Transformers in a nutshell
Transformers in a nutshell (pre-normalization, decoder-only architecture):
Embedding Layer
\[ x = S \cdot E \]
where \(E\) is the embedding matrix and \(S\) is a matrix of canonical (standard basis \([0, ..., 1, ..., 0]\)) vectors that selects the embeddings for the input tokens
Attention Block
\[ \text{residual} = x \]
\[ x = RMSNorm(x) = \frac{x}{\sqrt{\frac{1}{d}\sum_{i=1}^{d} x_i^2 + \epsilon}} \cdot g \]
Where \(g\) is a learnable scaling vector and \(\epsilon\) is a small constant to avoid division by zero.
\[ Q = x \cdot W_q \quad K = x \cdot W_k \quad V = x \cdot W_v \]
In actual code implementations, these multiplications are fused into a single matrix multiplication for efficiency.
\[ Q,K = RoPE(Q,K) \]
\[ x = softmax\left(\frac{QK^T}{\sqrt{d_k}} + M \right) \cdot V \]
Where \(M\) is the attention mask (causal mask for decoder-only models), it contains \(-\infty\) in the positions above the main diagonal and \(0\) elsewhere.

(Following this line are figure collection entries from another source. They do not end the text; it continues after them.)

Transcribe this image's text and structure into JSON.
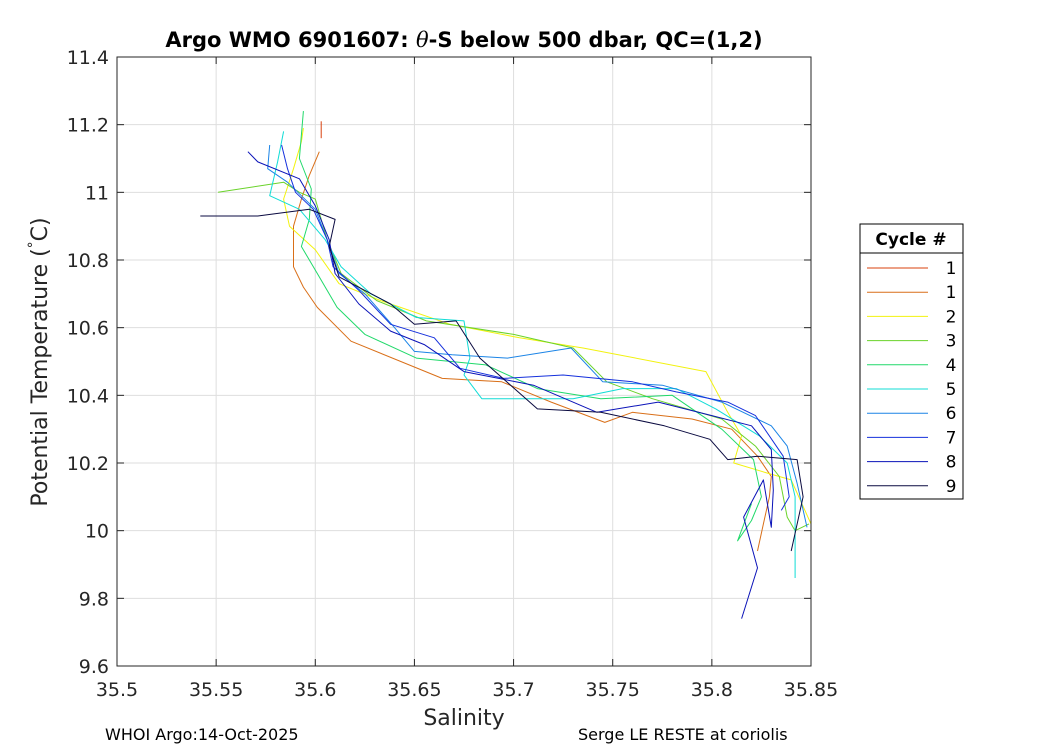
{
  "chart_data": {
    "type": "line",
    "title": "Argo WMO 6901607: θ-S below 500 dbar,  QC=(1,2)",
    "title_prefix": "Argo WMO 6901607: ",
    "title_theta": "θ",
    "title_suffix": "-S below 500 dbar,  QC=(1,2)",
    "xlabel": "Salinity",
    "ylabel": "Potential Temperature (°C)",
    "ylabel_prefix": "Potential Temperature (",
    "ylabel_degree": "°",
    "ylabel_suffix": "C)",
    "xlim": [
      35.5,
      35.85
    ],
    "ylim": [
      9.6,
      11.4
    ],
    "xticks": [
      35.5,
      35.55,
      35.6,
      35.65,
      35.7,
      35.75,
      35.8,
      35.85
    ],
    "xtick_labels": [
      "35.5",
      "35.55",
      "35.6",
      "35.65",
      "35.7",
      "35.75",
      "35.8",
      "35.85"
    ],
    "yticks": [
      9.6,
      9.8,
      10,
      10.2,
      10.4,
      10.6,
      10.8,
      11,
      11.2,
      11.4
    ],
    "ytick_labels": [
      "9.6",
      "9.8",
      "10",
      "10.2",
      "10.4",
      "10.6",
      "10.8",
      "11",
      "11.2",
      "11.4"
    ],
    "grid": true,
    "legend": {
      "title": "Cycle #",
      "position": "right"
    },
    "series": [
      {
        "name": "1",
        "color": "#d9410e",
        "points": [
          [
            35.603,
            11.16
          ],
          [
            35.603,
            11.21
          ]
        ]
      },
      {
        "name": "1",
        "color": "#d96f18",
        "points": [
          [
            35.602,
            11.12
          ],
          [
            35.597,
            11.05
          ],
          [
            35.593,
            10.98
          ],
          [
            35.589,
            10.9
          ],
          [
            35.589,
            10.78
          ],
          [
            35.594,
            10.72
          ],
          [
            35.601,
            10.66
          ],
          [
            35.618,
            10.56
          ],
          [
            35.664,
            10.45
          ],
          [
            35.694,
            10.44
          ],
          [
            35.719,
            10.38
          ],
          [
            35.746,
            10.32
          ],
          [
            35.76,
            10.35
          ],
          [
            35.79,
            10.33
          ],
          [
            35.81,
            10.3
          ],
          [
            35.823,
            10.22
          ],
          [
            35.83,
            10.16
          ],
          [
            35.829,
            10.1
          ],
          [
            35.826,
            10.02
          ],
          [
            35.823,
            9.94
          ]
        ]
      },
      {
        "name": "2",
        "color": "#f2f20f",
        "points": [
          [
            35.594,
            11.19
          ],
          [
            35.593,
            11.15
          ],
          [
            35.589,
            11.07
          ],
          [
            35.584,
            10.98
          ],
          [
            35.587,
            10.9
          ],
          [
            35.6,
            10.83
          ],
          [
            35.612,
            10.73
          ],
          [
            35.633,
            10.68
          ],
          [
            35.668,
            10.61
          ],
          [
            35.703,
            10.57
          ],
          [
            35.735,
            10.54
          ],
          [
            35.797,
            10.47
          ],
          [
            35.808,
            10.35
          ],
          [
            35.815,
            10.28
          ],
          [
            35.811,
            10.2
          ],
          [
            35.828,
            10.17
          ],
          [
            35.84,
            10.15
          ],
          [
            35.85,
            10.02
          ]
        ]
      },
      {
        "name": "3",
        "color": "#6ad32a",
        "points": [
          [
            35.551,
            11.0
          ],
          [
            35.584,
            11.03
          ],
          [
            35.592,
            11.0
          ],
          [
            35.6,
            10.98
          ],
          [
            35.606,
            10.86
          ],
          [
            35.613,
            10.76
          ],
          [
            35.631,
            10.68
          ],
          [
            35.656,
            10.62
          ],
          [
            35.7,
            10.58
          ],
          [
            35.73,
            10.54
          ],
          [
            35.747,
            10.44
          ],
          [
            35.77,
            10.39
          ],
          [
            35.805,
            10.33
          ],
          [
            35.822,
            10.25
          ],
          [
            35.834,
            10.16
          ],
          [
            35.838,
            10.04
          ],
          [
            35.842,
            10.0
          ],
          [
            35.849,
            10.02
          ]
        ]
      },
      {
        "name": "4",
        "color": "#20d96a",
        "points": [
          [
            35.594,
            11.24
          ],
          [
            35.592,
            11.1
          ],
          [
            35.598,
            11.01
          ],
          [
            35.597,
            10.92
          ],
          [
            35.593,
            10.84
          ],
          [
            35.601,
            10.76
          ],
          [
            35.611,
            10.66
          ],
          [
            35.625,
            10.58
          ],
          [
            35.651,
            10.51
          ],
          [
            35.686,
            10.49
          ],
          [
            35.712,
            10.42
          ],
          [
            35.744,
            10.39
          ],
          [
            35.78,
            10.4
          ],
          [
            35.805,
            10.3
          ],
          [
            35.821,
            10.21
          ],
          [
            35.825,
            10.1
          ],
          [
            35.82,
            10.03
          ],
          [
            35.813,
            9.97
          ],
          [
            35.82,
            10.08
          ]
        ]
      },
      {
        "name": "5",
        "color": "#10dcd6",
        "points": [
          [
            35.584,
            11.18
          ],
          [
            35.581,
            11.09
          ],
          [
            35.577,
            10.99
          ],
          [
            35.592,
            10.95
          ],
          [
            35.605,
            10.86
          ],
          [
            35.613,
            10.78
          ],
          [
            35.628,
            10.7
          ],
          [
            35.651,
            10.63
          ],
          [
            35.675,
            10.62
          ],
          [
            35.678,
            10.51
          ],
          [
            35.675,
            10.46
          ],
          [
            35.684,
            10.39
          ],
          [
            35.705,
            10.39
          ],
          [
            35.73,
            10.39
          ],
          [
            35.755,
            10.42
          ],
          [
            35.782,
            10.42
          ],
          [
            35.802,
            10.36
          ],
          [
            35.824,
            10.28
          ],
          [
            35.838,
            10.2
          ],
          [
            35.842,
            10.1
          ],
          [
            35.842,
            9.86
          ]
        ]
      },
      {
        "name": "6",
        "color": "#1b84e6",
        "points": [
          [
            35.577,
            11.14
          ],
          [
            35.576,
            11.07
          ],
          [
            35.586,
            11.03
          ],
          [
            35.6,
            10.95
          ],
          [
            35.606,
            10.86
          ],
          [
            35.612,
            10.76
          ],
          [
            35.625,
            10.7
          ],
          [
            35.64,
            10.6
          ],
          [
            35.65,
            10.53
          ],
          [
            35.669,
            10.52
          ],
          [
            35.697,
            10.51
          ],
          [
            35.729,
            10.54
          ],
          [
            35.745,
            10.44
          ],
          [
            35.775,
            10.43
          ],
          [
            35.805,
            10.38
          ],
          [
            35.83,
            10.31
          ],
          [
            35.838,
            10.25
          ],
          [
            35.843,
            10.14
          ],
          [
            35.848,
            10.01
          ]
        ]
      },
      {
        "name": "7",
        "color": "#1530dc",
        "points": [
          [
            35.583,
            11.14
          ],
          [
            35.586,
            11.07
          ],
          [
            35.59,
            11.0
          ],
          [
            35.599,
            10.95
          ],
          [
            35.606,
            10.86
          ],
          [
            35.609,
            10.78
          ],
          [
            35.622,
            10.71
          ],
          [
            35.638,
            10.61
          ],
          [
            35.66,
            10.57
          ],
          [
            35.673,
            10.48
          ],
          [
            35.695,
            10.45
          ],
          [
            35.725,
            10.46
          ],
          [
            35.76,
            10.44
          ],
          [
            35.782,
            10.41
          ],
          [
            35.808,
            10.38
          ],
          [
            35.822,
            10.34
          ],
          [
            35.836,
            10.22
          ],
          [
            35.839,
            10.1
          ],
          [
            35.835,
            10.06
          ]
        ]
      },
      {
        "name": "8",
        "color": "#0a12b8",
        "points": [
          [
            35.566,
            11.12
          ],
          [
            35.571,
            11.09
          ],
          [
            35.592,
            11.04
          ],
          [
            35.6,
            10.96
          ],
          [
            35.607,
            10.86
          ],
          [
            35.61,
            10.76
          ],
          [
            35.622,
            10.67
          ],
          [
            35.638,
            10.59
          ],
          [
            35.655,
            10.55
          ],
          [
            35.675,
            10.47
          ],
          [
            35.71,
            10.43
          ],
          [
            35.742,
            10.35
          ],
          [
            35.773,
            10.38
          ],
          [
            35.8,
            10.34
          ],
          [
            35.82,
            10.31
          ],
          [
            35.83,
            10.24
          ],
          [
            35.831,
            10.12
          ],
          [
            35.83,
            10.01
          ],
          [
            35.826,
            10.15
          ],
          [
            35.816,
            10.04
          ],
          [
            35.823,
            9.89
          ],
          [
            35.815,
            9.74
          ]
        ]
      },
      {
        "name": "9",
        "color": "#0a0a40",
        "points": [
          [
            35.542,
            10.93
          ],
          [
            35.571,
            10.93
          ],
          [
            35.597,
            10.95
          ],
          [
            35.61,
            10.92
          ],
          [
            35.607,
            10.84
          ],
          [
            35.612,
            10.75
          ],
          [
            35.638,
            10.67
          ],
          [
            35.65,
            10.61
          ],
          [
            35.671,
            10.62
          ],
          [
            35.683,
            10.51
          ],
          [
            35.712,
            10.36
          ],
          [
            35.744,
            10.35
          ],
          [
            35.776,
            10.31
          ],
          [
            35.799,
            10.27
          ],
          [
            35.808,
            10.21
          ],
          [
            35.823,
            10.22
          ],
          [
            35.843,
            10.21
          ],
          [
            35.846,
            10.1
          ],
          [
            35.84,
            9.94
          ]
        ]
      }
    ]
  },
  "footer": {
    "left": "WHOI Argo:14-Oct-2025",
    "right": "Serge LE RESTE at coriolis"
  }
}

In practice you never compute the full \(QK^T\) matrix (that’s huge for long sequences). You use flash attention.
\[ x = x \cdot W_o \]
\[ x = \text{residual} + x \]
Feed-Forward Network (FFN)
\[ \text{residual} = x \]
\[ x = RMSNorm(x) \]
\[ Gate = x \cdot W_{gate} \quad Up = x \cdot W_{up} \]
\[ x = (f(Gate) \circ Up) \cdot W_{down} \]
\[ x = \text{residual} + x \]
Decoder Layer
Final normalization \[ x = RMSNorm(x) \]
\[ Probs = softmax(x \cdot L) \] Where \(L\) is the linear head classifier (could be tied or not with the embedding matrix \(E\)).
\[ Cost = CrossEntropy(Probs, Target) \]